Help! Sore Bums

We really enjoy our canoe (Bell Northstar) but the cane seats really hurt your bum after 1-2 hours. What can we do to help with this withuot adding height with a cushion? If a cushion is the only answer what kind is the best.

Thanks for any help

You might switch 'em out
for a contoured cane or web seat. The web seats will out live the cane, and sag far less in the process. I believe Bell has 'em, if not they can be replaced with anyones contoured seats.

A plug for Eds Canoe
I recently bought a contoured seat (wide solo model) from Great service, great workmanship, and very comfortable.

If you do not want to go the route of replacing the seats you can atry Crazy Creek-type seat pads/backrests. Be forewarned though that most of the ones available will raise your seated heigth 1.5 - 2 inches. One option might be the Skwoosh seatpads, but I have no experience with them.

If you are a D-I-Y type and can sew, e-mail me and I will provide some pics of what I am doing for my Bell Magic.



seat pads
The closed cell foam pad seat covers from Granite Gear, Cooke Custom Sewing and, if memory serves, Ostrom, are all pretty thin. Some can be had with underseat storage attached that serve the same function as a thwart bag and others are just the pad w/straps. All would probably work well. The thing about flat cane seats is that they really don’t need much of a cover to make them acceptable. However, you are certainly correct to avoid raising your COG more than the absolute minimum, a problem with most of the gel pack seat covers that are out there.

sure cure for sore bums

(of course for some, the cure is worse than the disease)

It doesn’t take much cushioning
It sounds like there’s some good advice here. All I can add is that it really doesn’t take much extra cushioning to make a world of difference.

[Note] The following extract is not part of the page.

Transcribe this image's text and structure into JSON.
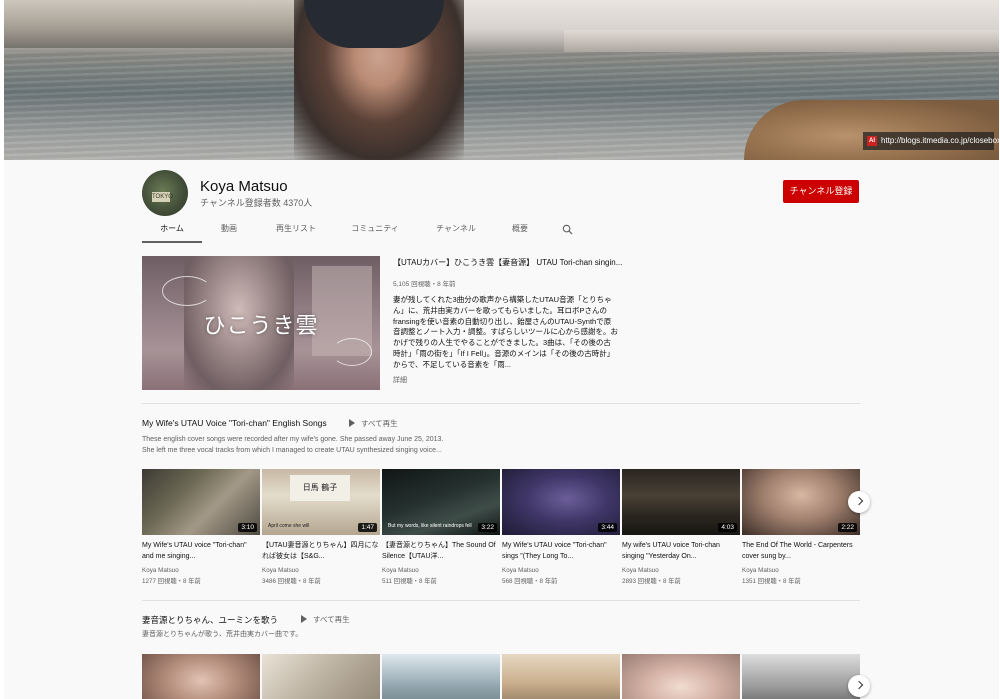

In my rowboats, I sit very low with my legs outstretched, which seems to make the seat very “hard” after not much time on the water, at least for a skinny guy like me. I find that a worn-out bath towel folded into quarters makes a fine seat pad. That’s why I say you probably don’t need a thick cushion to get the relief you need.

Paddle more
you can make your seat as soft as your bottom, or make your bottom as hard as your seat. With more time in the boat I think you will find the seat becomes most comfortable without any padding to slide around.

Have tried a few, and they all will
provide you with some degree of comfort.

The air seat bottom works best for me, as it can be adjusted to minimize the amount of lift from the seat.

The air seat bottom also seems to provide the best overall support for the seat area.

I have one of these, and this is probably the best deal going for a seat, if you could also use a backrest.

The high back is very comfortable, although it is best with a mesh or minimal back thickness pfd.

Good luck, and Happy Paddling!

Learn to pole…
That way you can alternate between paddling and poling. This method doubles my paddling range on FL. gulf coastal waters. Being somewhat gimped-up from 50+ years of injury accumulation I find this works best for me. Try it.

Air Chair vs Thermarest
The Crazy Creek air chair (at least the canoe version I bought from Campmor) does not have any foam in the inflatable portion. Sitting on the air cushion without foam has a more “tippy” feel compared to sitting on a thermarest style seat pad. My favorite seat pad is a thermarest style “Canoe Seat” by Cascade Designs. It has straps to fasten to a bench seat, but no backrest.

Cane seats are beautiful and traditional
but for long distance paddling and time in the seat you can’t beat the comfort of a tractor style seat with a waffel pad glued in.